Achievement Distortion, Connection Gap, Standardized testing, Black student achievement, Black Genius, Groundtruth


Is the achievement gap real? Using a mixed-methods approach, this study reframed standardized testing through a Quantitative Critical and Black Critical lens. It interrogated the deficit framing of Black student achievement by asking the following questions: (1) To what extent do the aggregated standardized test scores for Black students in California correlate with other measures of achievement? Included in this analysis are: (a) To what degree does the ratio of Black students relate to the achievement variables? and (b) To what extent did COVID impact this correlation? (2) What beliefs do Black educators have regarding the standardized test scores of Black students? and (3) How do Black educators define Black Genius?
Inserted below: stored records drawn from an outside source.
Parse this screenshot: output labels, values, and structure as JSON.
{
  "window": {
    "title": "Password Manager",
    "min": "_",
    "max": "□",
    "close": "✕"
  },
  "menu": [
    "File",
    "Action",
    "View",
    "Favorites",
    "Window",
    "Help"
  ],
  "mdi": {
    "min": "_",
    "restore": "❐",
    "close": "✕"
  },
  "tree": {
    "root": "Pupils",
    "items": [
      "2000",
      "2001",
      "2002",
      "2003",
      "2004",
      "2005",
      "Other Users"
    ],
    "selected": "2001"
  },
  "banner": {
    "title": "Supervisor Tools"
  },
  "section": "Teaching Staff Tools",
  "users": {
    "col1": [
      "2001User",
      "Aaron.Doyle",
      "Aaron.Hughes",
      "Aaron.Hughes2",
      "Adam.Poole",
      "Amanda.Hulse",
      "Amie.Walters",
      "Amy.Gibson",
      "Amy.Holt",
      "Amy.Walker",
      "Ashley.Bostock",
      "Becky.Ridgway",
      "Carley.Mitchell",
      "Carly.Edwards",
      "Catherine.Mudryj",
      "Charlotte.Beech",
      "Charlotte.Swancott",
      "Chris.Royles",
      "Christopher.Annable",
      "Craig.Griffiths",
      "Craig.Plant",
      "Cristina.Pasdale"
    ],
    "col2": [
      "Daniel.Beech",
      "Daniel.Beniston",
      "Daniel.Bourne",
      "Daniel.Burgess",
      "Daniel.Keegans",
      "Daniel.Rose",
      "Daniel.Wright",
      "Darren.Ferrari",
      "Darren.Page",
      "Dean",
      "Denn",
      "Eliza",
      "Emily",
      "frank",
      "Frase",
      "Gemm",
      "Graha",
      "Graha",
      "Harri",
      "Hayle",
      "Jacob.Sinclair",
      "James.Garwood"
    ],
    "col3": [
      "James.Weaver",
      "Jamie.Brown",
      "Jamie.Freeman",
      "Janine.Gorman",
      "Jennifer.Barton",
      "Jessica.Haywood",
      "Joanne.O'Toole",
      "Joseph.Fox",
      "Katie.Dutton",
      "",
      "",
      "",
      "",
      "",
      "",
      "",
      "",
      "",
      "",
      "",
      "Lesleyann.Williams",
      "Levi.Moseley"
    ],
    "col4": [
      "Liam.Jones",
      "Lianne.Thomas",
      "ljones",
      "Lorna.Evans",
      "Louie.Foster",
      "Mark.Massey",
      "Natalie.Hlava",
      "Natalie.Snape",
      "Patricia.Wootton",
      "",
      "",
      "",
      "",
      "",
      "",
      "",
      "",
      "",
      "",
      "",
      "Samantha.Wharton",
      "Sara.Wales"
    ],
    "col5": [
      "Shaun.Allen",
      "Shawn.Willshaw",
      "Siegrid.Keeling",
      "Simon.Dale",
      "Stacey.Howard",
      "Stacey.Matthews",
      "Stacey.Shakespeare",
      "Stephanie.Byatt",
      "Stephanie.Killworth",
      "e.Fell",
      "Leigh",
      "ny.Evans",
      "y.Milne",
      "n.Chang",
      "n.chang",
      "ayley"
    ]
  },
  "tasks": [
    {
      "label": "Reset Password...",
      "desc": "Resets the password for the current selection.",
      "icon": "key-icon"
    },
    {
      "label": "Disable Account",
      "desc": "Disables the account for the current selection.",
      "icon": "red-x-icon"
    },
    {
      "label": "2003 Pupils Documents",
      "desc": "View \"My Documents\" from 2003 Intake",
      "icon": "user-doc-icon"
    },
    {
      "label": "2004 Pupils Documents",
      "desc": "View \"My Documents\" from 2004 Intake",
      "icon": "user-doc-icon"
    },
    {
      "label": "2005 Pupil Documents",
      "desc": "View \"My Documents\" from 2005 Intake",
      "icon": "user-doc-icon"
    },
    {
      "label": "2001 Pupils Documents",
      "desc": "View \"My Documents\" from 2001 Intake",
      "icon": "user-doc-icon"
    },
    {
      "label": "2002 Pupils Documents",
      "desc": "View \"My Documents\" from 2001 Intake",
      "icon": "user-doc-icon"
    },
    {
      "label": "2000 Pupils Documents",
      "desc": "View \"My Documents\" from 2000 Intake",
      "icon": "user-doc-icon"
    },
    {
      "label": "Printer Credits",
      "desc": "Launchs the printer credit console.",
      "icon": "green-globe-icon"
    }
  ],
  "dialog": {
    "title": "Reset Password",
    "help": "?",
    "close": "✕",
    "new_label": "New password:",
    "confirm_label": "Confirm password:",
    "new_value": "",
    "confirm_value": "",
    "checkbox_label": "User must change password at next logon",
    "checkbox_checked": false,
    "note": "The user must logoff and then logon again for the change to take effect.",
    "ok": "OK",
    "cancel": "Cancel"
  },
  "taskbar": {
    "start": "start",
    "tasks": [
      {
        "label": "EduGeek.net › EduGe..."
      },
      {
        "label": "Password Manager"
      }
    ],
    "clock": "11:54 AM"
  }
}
Data sources included a quantitative comparison of three achievement variables from 56 school districts over two cohort years (2017/2018–2021/2022), a questionnaire, and document analyses. “Groundtruthing” (Pérez Huber et al., 2018) was also used to verify the data with 23 Black educators. Findings revealed a lack of any strong correlation between the state standardized test to other, more meaningful outcomes for Black students. The study proffers three terms to frame the issue more accurately: Achievement Distortion, Connection Gap, and Black Genius. Groundtruthed by Black educators, Black Genius is defined as an intelligence that exists outside of the traditional, status quo, Western conceptualization of intelligence. Black Genius is rooted in Black community, consciousness, and our collective history, propelling Black people to achieve, persist, and make progress in the face of persistent anti-Blackness.